More than a few years ago, Mr. Fixit won a bit on our then new state lottery. Since it was “found” money we decided to do something totally frivolous. We bought a satellite TV system. That was when the systems were relatively new and very expensive. I hesitate to say what it cost but it took almost all of his winnings. It was worth it. Our cable service was unreliable to say the least.
A couple of years ago, the receiver on the living room TV malfunctioned and needed to be replaced. Jason had gone back to cable for their high speed internet service so he suggested that we take his satellite receivers instead of buying new ones. I simply called Directv and explained that we wanted to transfer the card from our malfunctioning receiver to a borrowed one. The old card was activated with no problem and no cost.
Last Thursday the original receiver on the TV in computer room (mine) finally gave up. Some channels were lost completely, and on others the picture was breaking up. Mr. Fixit said that we should use the other receiver that Jason had given us. When I called Directv to notify them of the change and to ask them to re-activate the old card, the young lady said that she couldn’t re-activate the old card. She explained that I had two options that, of course, would cost us money. I chose the option of getting two new receivers. She said it would take two to five days for the receivers to arrive. I thought it would be Wednesday of this week before delivery; they actually arrived Saturday afternoon. Yea! For FedEx!
Sunday Mr. Fixit decided to install the new equipment. After several hours of foreign language swearing, patronizing eye-rolling at my every attempt to lend my technical expertise, groaning, and thinning of his upper lip (I can’t figure out why and how his upper lip disappears when he gets frustrated), he finally connected the receiver, the DVD recorder, and the sound system to the television, and partially programmed the new remote. The cat had pleaded pitifully to go out at the height of our “technical discussion.” The poor thing apparently doesn’t care for slightly raised voices.
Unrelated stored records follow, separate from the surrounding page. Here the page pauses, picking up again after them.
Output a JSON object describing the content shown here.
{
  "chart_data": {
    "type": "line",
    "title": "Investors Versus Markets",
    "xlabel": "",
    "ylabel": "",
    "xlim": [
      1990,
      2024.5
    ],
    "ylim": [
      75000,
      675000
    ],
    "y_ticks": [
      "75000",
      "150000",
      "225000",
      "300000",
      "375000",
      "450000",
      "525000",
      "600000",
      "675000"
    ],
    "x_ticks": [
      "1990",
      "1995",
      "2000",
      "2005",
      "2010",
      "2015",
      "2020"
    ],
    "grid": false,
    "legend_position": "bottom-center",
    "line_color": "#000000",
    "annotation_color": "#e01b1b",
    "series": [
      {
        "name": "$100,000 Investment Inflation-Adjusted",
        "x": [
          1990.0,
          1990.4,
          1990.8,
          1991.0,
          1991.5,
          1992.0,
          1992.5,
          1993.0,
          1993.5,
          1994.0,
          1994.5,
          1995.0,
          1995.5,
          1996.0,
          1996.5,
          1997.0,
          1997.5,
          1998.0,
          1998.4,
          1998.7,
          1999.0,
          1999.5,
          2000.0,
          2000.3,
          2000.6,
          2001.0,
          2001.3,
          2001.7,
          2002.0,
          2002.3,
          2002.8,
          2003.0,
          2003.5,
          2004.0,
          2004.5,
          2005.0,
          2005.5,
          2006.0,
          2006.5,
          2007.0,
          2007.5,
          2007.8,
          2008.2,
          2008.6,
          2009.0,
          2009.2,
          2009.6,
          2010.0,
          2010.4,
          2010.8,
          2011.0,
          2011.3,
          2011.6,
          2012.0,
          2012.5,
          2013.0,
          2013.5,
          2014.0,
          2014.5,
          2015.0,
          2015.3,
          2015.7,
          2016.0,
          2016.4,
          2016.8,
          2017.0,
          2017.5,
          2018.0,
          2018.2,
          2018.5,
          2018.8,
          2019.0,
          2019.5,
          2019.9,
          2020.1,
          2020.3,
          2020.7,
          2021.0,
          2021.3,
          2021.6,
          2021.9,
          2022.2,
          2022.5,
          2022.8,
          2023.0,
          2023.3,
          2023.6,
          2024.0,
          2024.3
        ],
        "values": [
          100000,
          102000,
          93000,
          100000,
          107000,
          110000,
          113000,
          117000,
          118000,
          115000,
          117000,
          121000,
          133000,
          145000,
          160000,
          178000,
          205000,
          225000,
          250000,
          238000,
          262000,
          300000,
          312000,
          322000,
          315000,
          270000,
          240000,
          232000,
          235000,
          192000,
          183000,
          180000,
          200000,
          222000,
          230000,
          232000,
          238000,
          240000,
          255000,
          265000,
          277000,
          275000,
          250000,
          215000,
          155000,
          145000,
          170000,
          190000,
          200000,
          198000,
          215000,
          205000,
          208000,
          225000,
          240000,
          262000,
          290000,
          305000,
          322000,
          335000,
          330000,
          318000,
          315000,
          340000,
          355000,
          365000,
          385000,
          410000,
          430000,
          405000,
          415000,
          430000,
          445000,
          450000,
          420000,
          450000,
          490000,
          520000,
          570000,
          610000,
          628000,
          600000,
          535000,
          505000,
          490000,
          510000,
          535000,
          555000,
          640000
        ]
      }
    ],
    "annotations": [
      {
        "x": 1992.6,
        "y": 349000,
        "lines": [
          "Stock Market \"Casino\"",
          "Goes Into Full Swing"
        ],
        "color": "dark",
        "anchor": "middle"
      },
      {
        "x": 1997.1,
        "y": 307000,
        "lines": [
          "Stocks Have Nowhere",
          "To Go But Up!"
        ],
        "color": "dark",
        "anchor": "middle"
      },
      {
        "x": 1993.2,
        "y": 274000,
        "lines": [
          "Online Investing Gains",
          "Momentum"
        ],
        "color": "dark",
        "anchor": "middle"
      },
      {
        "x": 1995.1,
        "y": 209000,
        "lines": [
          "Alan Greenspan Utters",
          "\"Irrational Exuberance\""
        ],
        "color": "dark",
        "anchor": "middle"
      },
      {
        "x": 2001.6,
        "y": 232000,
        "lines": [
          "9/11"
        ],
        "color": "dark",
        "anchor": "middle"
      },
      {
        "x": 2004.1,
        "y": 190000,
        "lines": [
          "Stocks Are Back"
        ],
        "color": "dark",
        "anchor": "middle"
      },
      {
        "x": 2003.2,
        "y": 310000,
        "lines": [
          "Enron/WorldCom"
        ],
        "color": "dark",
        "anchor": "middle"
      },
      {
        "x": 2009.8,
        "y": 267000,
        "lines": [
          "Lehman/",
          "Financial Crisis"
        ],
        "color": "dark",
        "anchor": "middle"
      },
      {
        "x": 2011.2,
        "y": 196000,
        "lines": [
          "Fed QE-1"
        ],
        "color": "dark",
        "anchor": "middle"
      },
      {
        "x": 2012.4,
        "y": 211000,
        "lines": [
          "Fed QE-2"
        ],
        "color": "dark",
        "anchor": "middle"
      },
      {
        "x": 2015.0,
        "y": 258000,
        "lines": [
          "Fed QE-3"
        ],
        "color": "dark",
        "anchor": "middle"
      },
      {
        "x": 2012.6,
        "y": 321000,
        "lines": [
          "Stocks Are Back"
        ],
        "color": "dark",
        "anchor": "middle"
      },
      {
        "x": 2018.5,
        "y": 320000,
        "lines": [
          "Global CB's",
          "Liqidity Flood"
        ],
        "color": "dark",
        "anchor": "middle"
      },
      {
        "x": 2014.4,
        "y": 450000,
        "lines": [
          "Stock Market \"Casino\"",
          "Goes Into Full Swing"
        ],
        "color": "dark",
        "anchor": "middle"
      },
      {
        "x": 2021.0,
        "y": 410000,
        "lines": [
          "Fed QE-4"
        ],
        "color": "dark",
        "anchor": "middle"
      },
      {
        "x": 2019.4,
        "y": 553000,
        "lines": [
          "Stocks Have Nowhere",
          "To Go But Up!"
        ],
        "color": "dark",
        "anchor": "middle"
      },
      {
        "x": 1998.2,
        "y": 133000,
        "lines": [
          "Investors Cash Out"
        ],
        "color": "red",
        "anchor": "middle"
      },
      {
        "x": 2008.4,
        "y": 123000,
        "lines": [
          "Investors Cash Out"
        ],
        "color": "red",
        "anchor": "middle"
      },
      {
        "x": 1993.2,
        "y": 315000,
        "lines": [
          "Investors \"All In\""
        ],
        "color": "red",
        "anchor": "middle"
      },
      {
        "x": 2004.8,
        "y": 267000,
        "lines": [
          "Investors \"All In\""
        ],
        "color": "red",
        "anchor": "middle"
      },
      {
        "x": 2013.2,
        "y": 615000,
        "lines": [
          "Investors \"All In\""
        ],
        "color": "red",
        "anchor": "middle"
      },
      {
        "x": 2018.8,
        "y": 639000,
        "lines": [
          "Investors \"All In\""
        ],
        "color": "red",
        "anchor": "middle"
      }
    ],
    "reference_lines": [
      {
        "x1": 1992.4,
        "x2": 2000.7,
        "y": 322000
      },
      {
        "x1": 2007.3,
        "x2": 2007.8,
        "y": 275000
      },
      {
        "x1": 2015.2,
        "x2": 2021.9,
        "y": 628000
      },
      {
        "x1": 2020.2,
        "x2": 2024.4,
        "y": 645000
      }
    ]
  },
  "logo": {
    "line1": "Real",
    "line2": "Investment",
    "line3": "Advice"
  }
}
The next step was to connect the receiver and the DVD player to my television and to program the remote. It didn’t take quite as long to complete the job and the swearing, patronizing eye-rolling and the thinning of the lip thing and my reaction to it were reduced and a bit less forceful. The cat came in from outside and only hid under the bed.
I then called to have the cards activated. The young man even helped us program the remotes and we were ready for TV viewing. Later in the afternoon, when I decided to watch a DVD I discovered that I couldn’t get the sound or picture even though the DVD player was running. Uh-oh, more technical problems!
After several more hours of Mr. Fixit using all his God-given talents and the swearing, etc. the problem still was not solved. Jason called and offered to come over to help when he heard of our problems. Mr. Fixit continued to try to solve the problem, his frustration growing worse by the second. I suggested, “Maybe you should wait until Jason gets here. Thirty seconds after he walks in the door, it will be fixed.” Of course, that earned another eye-roll in my direction. Somehow it seems that failing to fix something is a dent in his masculinity and to his ego.
Jason finally arrived. Thirty seconds later my DVD player was working.